Quid de la visibilité de la publicité dans l’immédiat avant-guerre ? Les publicités les plus diffusées, et donc à même d’être vues par une majorité de français, restent les annonces et encarts dans la presse. En 1914, cette presse française est la première du monde par l’importance de ses tirages. À la veille de la guerre, on compte ainsi 33 000 titres annuels, pour un tirage moyen de 11000 exemplaires, et les 73 quotidiens parisiens atteignent les 5 270 000 exemplaires. La lecture des journaux devient un phénomène de masse, permis par l’élévation du niveau d’instruction et l’abaissement du prix de vente des journaux[3]. La guerre n’arrêtera pas cette croissance de la presse : bien que certains rencontrent des difficultés économiques entraînant leur disparition, d’autres voient leurs tirages augmenter, et les journaux de province connaissent un véritable essor. Concernant les autres supports de la publicité, l’affiche demeure un fait urbain, voire parisien. Outre la presse et les affiches, les publicités sont aussi visibles sur les cartes-réclame (vignettes imprimées sur carton, éditées en séries, et offertes massivement aux acheteurs) qui se développent alors, et circulent, par voie postale, entre ce qui sera bientôt le front et l’arrière.

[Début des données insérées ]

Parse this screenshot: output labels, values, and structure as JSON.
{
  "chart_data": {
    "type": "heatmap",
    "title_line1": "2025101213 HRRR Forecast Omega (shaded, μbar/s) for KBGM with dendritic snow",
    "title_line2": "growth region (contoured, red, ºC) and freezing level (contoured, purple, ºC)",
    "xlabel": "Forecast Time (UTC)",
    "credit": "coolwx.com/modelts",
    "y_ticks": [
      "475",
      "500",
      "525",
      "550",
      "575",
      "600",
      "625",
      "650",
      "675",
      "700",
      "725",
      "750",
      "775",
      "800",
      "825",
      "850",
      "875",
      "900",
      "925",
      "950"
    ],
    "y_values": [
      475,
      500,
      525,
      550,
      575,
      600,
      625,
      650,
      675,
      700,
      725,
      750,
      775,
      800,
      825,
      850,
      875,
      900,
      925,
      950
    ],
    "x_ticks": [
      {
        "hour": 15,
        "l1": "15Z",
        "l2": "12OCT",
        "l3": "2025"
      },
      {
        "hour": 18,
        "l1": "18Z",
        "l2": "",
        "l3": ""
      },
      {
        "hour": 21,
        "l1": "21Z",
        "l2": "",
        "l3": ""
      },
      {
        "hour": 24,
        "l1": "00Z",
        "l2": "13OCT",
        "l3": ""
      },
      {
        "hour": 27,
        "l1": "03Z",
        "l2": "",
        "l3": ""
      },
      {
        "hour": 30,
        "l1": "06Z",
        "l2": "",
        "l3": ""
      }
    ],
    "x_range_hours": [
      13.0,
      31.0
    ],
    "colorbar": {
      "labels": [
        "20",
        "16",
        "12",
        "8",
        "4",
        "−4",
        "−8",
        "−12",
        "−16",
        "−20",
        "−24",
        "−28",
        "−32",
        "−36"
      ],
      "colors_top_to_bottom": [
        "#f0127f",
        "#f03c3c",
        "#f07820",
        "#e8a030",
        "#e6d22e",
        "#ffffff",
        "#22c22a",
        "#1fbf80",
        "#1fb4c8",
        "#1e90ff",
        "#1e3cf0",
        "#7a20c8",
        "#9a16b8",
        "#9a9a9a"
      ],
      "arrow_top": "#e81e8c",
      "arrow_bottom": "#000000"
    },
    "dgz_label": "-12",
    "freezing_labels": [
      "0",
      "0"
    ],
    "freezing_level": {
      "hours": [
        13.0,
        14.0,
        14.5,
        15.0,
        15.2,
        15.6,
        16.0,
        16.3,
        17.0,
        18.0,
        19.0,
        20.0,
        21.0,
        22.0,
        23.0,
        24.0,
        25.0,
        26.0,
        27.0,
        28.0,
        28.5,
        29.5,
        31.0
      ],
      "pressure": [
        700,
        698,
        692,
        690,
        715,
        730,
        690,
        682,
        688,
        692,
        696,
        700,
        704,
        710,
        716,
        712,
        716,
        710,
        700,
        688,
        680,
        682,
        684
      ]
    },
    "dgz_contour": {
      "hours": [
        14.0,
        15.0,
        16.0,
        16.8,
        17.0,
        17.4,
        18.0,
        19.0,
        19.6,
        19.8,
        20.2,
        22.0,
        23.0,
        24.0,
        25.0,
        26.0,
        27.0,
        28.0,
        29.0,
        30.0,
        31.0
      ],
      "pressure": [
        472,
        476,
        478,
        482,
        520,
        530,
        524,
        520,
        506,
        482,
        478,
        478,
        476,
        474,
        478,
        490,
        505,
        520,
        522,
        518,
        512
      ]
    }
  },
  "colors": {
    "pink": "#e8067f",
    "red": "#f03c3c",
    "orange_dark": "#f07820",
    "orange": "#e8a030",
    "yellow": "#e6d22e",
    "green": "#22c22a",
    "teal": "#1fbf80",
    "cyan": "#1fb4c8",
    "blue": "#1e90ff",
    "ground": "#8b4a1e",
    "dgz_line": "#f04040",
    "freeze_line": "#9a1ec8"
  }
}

LA PUBLICITÉ COMME REFLET DU PATRIOTISME EXACERBÉ DES FRANÇAIS DURANT LA GUERRE

La publicité est très sensiblement influencée par les mentalités et les représentations de la société dans laquelle elle est produite. Le conflit va exacerber ou faire naître des représentations et des images, que ce soit concernant le patriotisme et le nationalisme, la vision idéalisée du poilu et des combats, le retour de l’idée de « revanche », ou les mythes associés aux « boches », aux alliés et aux troupes coloniales. Ces représentations vont influencer les publicités, au niveau de leur vocable comme de leur illustration.

L’exaltation du poilu dans la publicité

Ce qui ressort le plus des publicités est bien ce sentiment patriotique partagé par une grande majorité de français durant la Grande Guerre, qui peut se décliner sur des produits très divers. Les chefs militaires deviennent ainsi durant la période des héros populaires, voire parfois l’objet de véritables cultes, en tant que garants de la sécurité nationale et de la victoire ultime. Dans le cas de la France, celui qui connaîtra cette gloire et cette héroïsation fut avant tout Joffre, après la bataille de la Marne de septembre 1914, qui permit de refouler l’avancée allemande devant Paris. Son prestige vint de la mythification de cette victoire, perçue comme une délivrance nationale, dont il devint à la fois, dans l’imaginaire, l’architecte et le symbole[4].

Cela se traduit dans les publicités par le nombre important de produits directement inspirés par son nom : naissent ainsi le chauffoir « La Joffrette »[5], les aliments de guerre « Joffrinettes »[6], le quinquina Joffre[7], ou encore le cognac « Joffre - 75 » (1915). Le Phoscao, dans une publicité parue le 20 avril 1915 dans Le Petit Parisien, est aussi très révélateur de cette vision paternaliste de Joffre : on le voit représenté, imposant, se chargeant de nourrir les soldats, pour « vaincre et nourrir ».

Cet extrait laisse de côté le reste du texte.